她拭去唇角一抹新綻的血色,微笑轉頭,扶著假山,指指寧霽,向著寧弈。
「原來殿下還是有真心在乎的人,那麼……」
她大笑轉身而去,笑聲伴唇邊血色,淹沒在夜色裡。
「麻煩您,把您的寶貝弟弟,看緊點。
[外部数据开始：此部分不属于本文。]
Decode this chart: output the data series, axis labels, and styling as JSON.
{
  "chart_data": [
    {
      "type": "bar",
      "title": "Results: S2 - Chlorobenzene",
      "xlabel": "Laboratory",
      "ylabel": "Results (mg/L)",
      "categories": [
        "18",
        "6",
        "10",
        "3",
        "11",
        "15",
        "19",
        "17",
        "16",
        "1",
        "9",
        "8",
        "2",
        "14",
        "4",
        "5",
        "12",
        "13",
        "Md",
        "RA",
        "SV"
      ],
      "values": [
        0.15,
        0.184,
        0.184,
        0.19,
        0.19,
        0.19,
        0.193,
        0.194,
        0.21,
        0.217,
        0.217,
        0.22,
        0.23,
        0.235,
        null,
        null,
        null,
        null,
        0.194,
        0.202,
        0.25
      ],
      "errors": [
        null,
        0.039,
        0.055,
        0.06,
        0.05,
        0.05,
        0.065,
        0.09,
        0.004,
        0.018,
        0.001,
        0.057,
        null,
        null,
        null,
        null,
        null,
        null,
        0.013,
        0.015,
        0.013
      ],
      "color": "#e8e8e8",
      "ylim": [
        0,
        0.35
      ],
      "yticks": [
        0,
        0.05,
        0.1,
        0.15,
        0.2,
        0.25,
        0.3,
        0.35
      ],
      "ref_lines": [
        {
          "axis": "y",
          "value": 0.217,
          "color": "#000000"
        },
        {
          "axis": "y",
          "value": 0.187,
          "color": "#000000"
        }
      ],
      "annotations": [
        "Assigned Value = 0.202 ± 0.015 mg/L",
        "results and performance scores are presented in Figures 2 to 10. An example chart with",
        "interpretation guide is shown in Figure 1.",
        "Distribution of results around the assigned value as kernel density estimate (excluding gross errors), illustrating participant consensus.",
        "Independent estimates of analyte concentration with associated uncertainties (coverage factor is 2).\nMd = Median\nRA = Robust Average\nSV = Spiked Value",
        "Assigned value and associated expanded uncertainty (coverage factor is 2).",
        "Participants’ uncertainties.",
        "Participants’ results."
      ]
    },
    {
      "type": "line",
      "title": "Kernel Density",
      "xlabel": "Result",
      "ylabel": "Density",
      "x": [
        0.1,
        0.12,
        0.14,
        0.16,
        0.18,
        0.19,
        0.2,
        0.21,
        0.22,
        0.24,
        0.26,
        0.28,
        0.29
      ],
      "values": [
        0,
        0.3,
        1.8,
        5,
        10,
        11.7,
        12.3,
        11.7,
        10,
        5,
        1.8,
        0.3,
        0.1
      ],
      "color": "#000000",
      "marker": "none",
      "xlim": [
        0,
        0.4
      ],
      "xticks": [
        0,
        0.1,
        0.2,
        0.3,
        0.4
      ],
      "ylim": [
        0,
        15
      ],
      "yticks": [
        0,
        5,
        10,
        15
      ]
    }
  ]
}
」
長熙二十年三月十六,南海安瀾峪。
一艘快船,無聲在那一片平靜的海域航行,鋒銳的船頭如利刃,割破這夜的黑暗和浪的暗湧。
夜深人靜,船頭上有人未眠。
那人手扶船頭,悵望天涯,衣袍被海風掀起的波濤微溼。
他望向的方向,是被一個女子攪動得風起雲湧的天盛之南,那個女子,是他的妻子。
月光照上他面頰,照亮燕懷石清秀眉宇,這位南海船舶司司主,第一世家的家主,獨立中宵,聽天風夜露,眉宇間有化不開的淡淡陰霾和苦澀。
苦澀他的妻子,永遠不走常規,行出人意料之舉。
華瓊「失蹤」他是知道的,但是他以為華瓊真的兵敗,不想面對閩南軍內的傾軋,避禍入深山,內心裡還對華瓊急流勇退不惹是非的決定十分贊成,哪知道……哪知道她竟然要乾的是殺頭的主意!
早在一個月前,他突然接到華瓊的訊息,簡簡單單一封文書——和離文書。
他若晴天霹靂,還沒來得及去信問緣由,又接到她第二封密信。
信裡她什麼都對他說了,還說第一封信寄過來的時候,順便也寄了南海布政使衙門一份,那封和離文書裡,她表示了對燕家和他的不滿,堅決要求和離。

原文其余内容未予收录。